24. It is somehow clear that coordination is not our strength. One way or the other we have to be marshaled towards a common good rather than having the individual shortsightedness. We have to possess synergised planning and have a seamless coordination amongst our services. A CDS beyond doubt will streamline not only our existing resources but also the planning in terms of future acquisitions would be unbiased and fair. Armed forces do not fight wars every day and neither are they involved in crises so frequently, it is the preparation for crisis that is as critical. For that there is a need to go beyond the single service needs of ego and one-upmanship. Even if we adopt meaningful reforms today, it will take at least five years for the idea to sink in, in the minds of junior leaders, commanders and the troops, thus it is in our best interest that we take that step sooner rather than later.
“Act as if it is impossible to fail.”
– Carl Jung
25. Structural reform of our armed forces is a necessity. Our basic structure, with the exception of a few tepid changes, remains what we inherited from the British close to 70 years ago. Turf protection and sharing or reduction of power is alien to any military force and the Indian Armed Forces are no exception. At the same time, major changes largely occur due to political acceptance of the necessity for reform for improved performance in the national security requirements. The Goldwater Nichols Department of Defence Reorganization Act of 1986 was enacted primarily to improve the ability of U.S. armed forces to conduct joint and combined operations in the field, and secondarily to improve the DoD budget process. The Navy and Marine Corps had vehemently objected to this reform but the act was deemed necessary for cohesion and was thus passed.

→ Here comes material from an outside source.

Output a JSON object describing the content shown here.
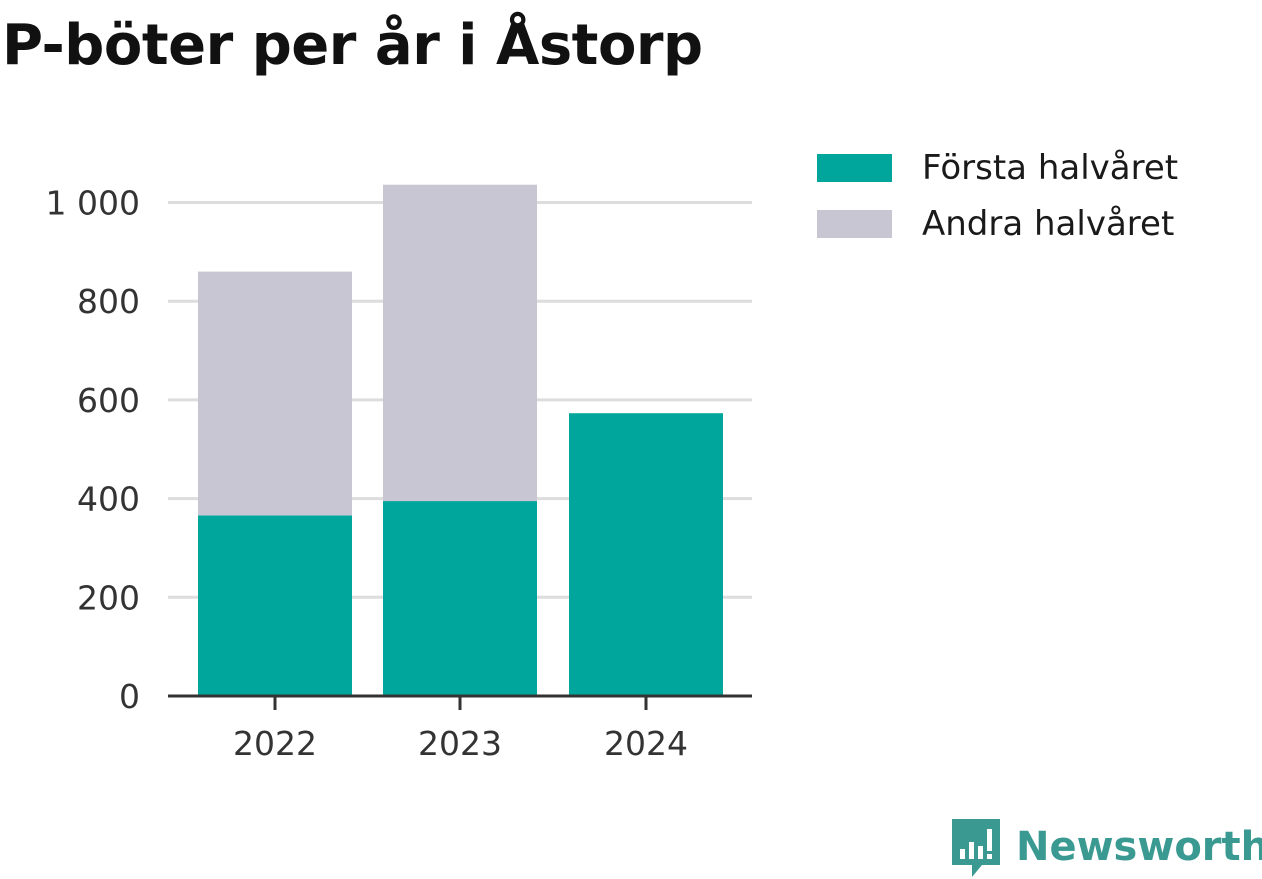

26. On the same lines, it is strongly recommended that the present political dispensation takes a decision to reform the military without the so called ‘political consensus’. The demonitisation decision demonstrated the political will to take a decision without resorting to political consensus, so for national security, a similar decision is justified. The CDS will bring greater synergy, coordination and integration to the forces, provide valuable advice to the political leadership and develop jointmanship to deliver better outputs.